Last Update: 03-Feb-15 10:33 ET
- Factory orders declined 3.4% in December after declining a downwardly revised 1.7% (from -0.7%) in November. The Briefing.com Consensus expected factory orders to decline 2.0%.
- While the headline decline in factory orders was clear miss in terms of expectations, the underlying data should provide a boost to the second estimate to Q4 2014 GDP.
- Specifically, shipments of nondefense capital goods excluding aircraft were much stronger than reported in the advance release. Instead of declining 0.2% in December, these shipments increased 0.2%. Since shipments factor into GDP calculations, the upward revision will positively contribute to economic growth.
- Furthermore, overall demand for business capital was also stronger in the latest manufacturer report. Orders of nondefense capital goods eluding aircraft declined only 0.1% in December after falling 0.5% in November. That was a slight upward revision from the advance release which showed business capital demand declining by 0.6% in both December and November.

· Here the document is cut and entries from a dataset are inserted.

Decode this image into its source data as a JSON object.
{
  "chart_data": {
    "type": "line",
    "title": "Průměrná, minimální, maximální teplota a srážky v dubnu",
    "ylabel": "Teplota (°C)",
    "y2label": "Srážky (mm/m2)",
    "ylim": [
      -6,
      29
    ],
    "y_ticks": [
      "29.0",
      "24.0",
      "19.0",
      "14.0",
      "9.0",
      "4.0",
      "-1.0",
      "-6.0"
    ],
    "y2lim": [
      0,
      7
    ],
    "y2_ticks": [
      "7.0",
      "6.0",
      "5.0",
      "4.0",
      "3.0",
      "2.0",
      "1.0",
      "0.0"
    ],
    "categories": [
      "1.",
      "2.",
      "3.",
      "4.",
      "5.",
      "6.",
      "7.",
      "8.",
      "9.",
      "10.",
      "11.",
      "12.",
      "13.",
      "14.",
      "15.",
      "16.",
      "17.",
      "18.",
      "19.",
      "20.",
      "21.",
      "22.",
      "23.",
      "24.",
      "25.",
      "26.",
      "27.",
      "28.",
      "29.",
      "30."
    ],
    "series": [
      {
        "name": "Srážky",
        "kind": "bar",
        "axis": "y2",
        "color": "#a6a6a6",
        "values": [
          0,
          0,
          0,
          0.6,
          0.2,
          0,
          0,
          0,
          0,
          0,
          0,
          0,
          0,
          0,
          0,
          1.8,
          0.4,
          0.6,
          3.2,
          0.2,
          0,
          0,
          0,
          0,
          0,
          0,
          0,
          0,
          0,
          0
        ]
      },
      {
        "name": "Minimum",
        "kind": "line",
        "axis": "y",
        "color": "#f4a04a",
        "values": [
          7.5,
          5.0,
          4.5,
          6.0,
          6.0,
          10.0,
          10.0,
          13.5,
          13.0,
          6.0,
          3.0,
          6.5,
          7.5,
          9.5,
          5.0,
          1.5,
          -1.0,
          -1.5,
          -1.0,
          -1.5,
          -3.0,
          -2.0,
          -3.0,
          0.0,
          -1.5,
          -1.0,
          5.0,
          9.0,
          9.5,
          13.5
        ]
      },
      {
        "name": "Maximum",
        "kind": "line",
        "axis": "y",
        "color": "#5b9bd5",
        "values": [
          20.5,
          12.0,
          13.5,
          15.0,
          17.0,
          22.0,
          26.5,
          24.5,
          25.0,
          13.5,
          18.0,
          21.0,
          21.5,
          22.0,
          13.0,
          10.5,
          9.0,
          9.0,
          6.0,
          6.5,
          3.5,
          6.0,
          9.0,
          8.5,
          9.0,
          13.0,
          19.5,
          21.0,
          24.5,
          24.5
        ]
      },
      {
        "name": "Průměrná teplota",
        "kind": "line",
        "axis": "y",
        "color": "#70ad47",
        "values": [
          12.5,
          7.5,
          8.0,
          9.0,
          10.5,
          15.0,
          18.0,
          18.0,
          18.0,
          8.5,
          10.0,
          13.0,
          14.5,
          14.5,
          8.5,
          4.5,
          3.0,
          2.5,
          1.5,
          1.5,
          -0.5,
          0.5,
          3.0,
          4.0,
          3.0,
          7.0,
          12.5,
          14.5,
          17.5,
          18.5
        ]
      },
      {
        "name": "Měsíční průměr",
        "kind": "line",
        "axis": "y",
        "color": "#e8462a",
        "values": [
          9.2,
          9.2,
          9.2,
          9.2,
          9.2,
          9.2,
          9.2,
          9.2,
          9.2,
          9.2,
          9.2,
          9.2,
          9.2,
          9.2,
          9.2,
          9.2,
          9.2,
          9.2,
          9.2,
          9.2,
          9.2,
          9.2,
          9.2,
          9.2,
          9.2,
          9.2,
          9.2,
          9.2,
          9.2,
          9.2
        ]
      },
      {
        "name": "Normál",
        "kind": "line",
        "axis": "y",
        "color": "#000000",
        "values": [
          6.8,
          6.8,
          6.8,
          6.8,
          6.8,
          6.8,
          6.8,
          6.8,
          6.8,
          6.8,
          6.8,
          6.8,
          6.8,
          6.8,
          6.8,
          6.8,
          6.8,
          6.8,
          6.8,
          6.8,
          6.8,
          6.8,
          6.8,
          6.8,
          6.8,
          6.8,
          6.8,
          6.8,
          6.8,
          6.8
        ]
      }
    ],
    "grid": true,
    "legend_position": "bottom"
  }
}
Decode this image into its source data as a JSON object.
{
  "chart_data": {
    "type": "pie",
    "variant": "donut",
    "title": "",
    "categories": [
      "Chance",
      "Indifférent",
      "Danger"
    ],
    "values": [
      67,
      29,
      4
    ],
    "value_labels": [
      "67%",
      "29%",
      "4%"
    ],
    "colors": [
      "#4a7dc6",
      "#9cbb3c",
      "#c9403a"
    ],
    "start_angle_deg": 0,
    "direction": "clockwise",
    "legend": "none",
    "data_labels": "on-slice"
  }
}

- The weakness in the headline number can be attributed to lower petroleum prices. Since factory orders are calculated by prices and not quantities, the drop in petroleum prices was responsible for a collapse (-15.7%) in the total value of orders at petroleum refineries. That, in turn, led to a larger-than-expected 3.4% decline in nondurable goods orders in December.
- Durable goods orders declined 3.3% in December. That was a slight upward revision from the 3.4% decline reported in the advance report. Orders in November, however, were revised down from -2.3% to -2.2%.
- Positive revisions to business capital should outweigh the large negative surprise that was brought on by lower oil prices.